Silnik 1.8T szarpie jakby tracił iskrę przez chwilę

: pn wrz 06, 2010 16:26
autor: Ivanow
...nie wydaje mi się że to jedna cewka bo wtedy silnik by chyba nierówno pracował a on szarpie tak jakby wszystkie cztery cewki przez chwilę nie zadziałały, nieraz jest takie szarpnięcie że prawie zęby można zostawić na kierownicy :grin:

Silnik 1.8T szarpie jakby tracił iskrę przez chwilę

: pn wrz 06, 2010 17:23
autor: Yuri
To może moduł zapłonowy :-k. Na Twoim miejscu tak czy inaczej bym pod VAGa podłączył. Może coś wyjdzie.

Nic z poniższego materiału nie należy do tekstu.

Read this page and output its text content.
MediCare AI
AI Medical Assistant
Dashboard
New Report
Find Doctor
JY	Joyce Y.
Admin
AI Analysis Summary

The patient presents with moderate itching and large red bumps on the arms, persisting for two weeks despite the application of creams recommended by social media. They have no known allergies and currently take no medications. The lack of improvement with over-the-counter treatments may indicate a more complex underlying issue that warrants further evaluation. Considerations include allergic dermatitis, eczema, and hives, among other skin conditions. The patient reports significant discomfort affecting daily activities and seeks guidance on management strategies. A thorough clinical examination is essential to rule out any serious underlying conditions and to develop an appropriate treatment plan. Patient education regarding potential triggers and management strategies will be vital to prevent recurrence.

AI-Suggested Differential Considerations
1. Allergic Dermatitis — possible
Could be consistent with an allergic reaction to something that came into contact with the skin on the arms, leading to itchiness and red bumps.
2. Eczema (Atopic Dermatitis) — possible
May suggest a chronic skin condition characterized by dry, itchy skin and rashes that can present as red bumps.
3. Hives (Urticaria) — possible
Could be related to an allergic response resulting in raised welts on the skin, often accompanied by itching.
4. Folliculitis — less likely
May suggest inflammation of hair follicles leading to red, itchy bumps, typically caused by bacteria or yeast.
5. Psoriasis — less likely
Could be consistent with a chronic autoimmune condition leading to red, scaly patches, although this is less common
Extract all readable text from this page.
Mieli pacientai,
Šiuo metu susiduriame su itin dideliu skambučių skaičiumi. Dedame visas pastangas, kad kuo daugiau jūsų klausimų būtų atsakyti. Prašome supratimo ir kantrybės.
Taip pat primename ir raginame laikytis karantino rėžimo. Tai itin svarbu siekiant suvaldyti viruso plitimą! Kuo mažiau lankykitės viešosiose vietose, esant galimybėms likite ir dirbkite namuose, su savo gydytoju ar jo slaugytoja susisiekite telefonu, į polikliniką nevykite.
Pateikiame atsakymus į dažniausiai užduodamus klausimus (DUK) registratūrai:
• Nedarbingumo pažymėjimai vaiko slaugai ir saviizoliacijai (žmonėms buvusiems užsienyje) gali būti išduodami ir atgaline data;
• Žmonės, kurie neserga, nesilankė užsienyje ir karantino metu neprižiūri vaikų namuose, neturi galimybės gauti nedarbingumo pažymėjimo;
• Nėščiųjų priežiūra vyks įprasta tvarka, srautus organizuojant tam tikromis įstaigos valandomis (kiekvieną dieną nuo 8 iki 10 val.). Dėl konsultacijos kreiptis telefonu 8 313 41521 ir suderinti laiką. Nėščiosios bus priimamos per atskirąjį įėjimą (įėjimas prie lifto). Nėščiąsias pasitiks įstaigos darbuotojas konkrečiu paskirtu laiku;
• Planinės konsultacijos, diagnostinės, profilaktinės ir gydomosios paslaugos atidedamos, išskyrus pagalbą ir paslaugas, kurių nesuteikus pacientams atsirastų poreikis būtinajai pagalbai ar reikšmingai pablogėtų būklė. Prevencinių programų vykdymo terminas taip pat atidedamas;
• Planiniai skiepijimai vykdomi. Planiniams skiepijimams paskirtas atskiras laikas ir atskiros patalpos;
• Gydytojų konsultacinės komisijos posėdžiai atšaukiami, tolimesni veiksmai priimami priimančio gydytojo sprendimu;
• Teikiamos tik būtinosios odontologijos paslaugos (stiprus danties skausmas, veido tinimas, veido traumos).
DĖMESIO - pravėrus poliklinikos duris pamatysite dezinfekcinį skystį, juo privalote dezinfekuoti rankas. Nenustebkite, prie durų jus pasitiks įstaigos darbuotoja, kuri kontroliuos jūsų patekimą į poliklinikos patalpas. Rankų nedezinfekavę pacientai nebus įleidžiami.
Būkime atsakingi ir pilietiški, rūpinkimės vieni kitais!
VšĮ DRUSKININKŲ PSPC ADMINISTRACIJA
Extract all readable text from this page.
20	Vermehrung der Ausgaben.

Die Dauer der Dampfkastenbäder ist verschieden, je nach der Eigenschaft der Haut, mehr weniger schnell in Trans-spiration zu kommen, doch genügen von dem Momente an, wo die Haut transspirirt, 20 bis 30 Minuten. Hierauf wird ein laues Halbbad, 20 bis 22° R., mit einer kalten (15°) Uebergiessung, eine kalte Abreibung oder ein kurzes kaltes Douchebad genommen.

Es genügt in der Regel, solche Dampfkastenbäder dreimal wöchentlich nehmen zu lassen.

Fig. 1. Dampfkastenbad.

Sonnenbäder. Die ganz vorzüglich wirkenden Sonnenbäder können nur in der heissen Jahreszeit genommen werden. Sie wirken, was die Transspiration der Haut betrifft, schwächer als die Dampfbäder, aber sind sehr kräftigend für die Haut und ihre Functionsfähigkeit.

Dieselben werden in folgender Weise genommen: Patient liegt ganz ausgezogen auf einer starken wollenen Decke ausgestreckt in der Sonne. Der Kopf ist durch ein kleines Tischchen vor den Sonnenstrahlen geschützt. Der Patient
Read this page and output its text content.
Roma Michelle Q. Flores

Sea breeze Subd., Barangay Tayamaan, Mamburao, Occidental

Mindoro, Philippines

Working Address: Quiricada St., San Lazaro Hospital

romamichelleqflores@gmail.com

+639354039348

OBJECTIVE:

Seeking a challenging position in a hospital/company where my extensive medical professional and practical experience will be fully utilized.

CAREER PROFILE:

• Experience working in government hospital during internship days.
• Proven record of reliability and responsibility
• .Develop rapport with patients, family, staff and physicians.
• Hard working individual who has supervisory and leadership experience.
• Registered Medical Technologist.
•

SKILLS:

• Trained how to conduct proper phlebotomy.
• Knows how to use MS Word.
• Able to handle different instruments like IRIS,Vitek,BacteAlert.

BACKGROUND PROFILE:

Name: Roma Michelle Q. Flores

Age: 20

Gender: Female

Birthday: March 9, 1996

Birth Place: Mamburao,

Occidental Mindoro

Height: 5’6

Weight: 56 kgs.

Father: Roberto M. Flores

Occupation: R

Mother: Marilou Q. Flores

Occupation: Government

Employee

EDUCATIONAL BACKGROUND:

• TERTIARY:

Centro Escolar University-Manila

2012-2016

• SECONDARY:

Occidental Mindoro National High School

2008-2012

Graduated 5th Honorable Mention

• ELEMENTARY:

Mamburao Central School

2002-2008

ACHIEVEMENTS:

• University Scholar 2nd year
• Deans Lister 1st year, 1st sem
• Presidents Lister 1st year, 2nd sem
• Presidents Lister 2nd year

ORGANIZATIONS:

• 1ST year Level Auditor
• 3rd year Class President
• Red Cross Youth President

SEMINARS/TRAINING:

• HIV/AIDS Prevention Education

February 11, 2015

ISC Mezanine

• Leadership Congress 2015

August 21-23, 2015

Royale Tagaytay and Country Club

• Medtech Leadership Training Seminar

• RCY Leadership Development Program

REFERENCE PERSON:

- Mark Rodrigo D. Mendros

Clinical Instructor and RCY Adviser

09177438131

Silnik 1.8T szarpie jakby tracił iskrę przez chwilę

: pn wrz 06, 2010 17:55
autor: Ivanow
...no chyba masz rację, podjadę gdzieś pod VAG'a. Mam nadzieję że coś pokaże

-----------------------------------
23 paź 2010

Dla potomnych, obyło się bez Vag'a, owinąłem szczelnie moduł zapłonowy folią aby odizolować go od wilgotnego powietrza i z niecierpliwością czekałem na deszcz. Samochód nawet po ostrej jeździe po kałużach nie szarpnął ani razu :)
Więc już miałem pewność...moduł zapłonowy wymieniłem i śmigam już jakiś czas bez problemu.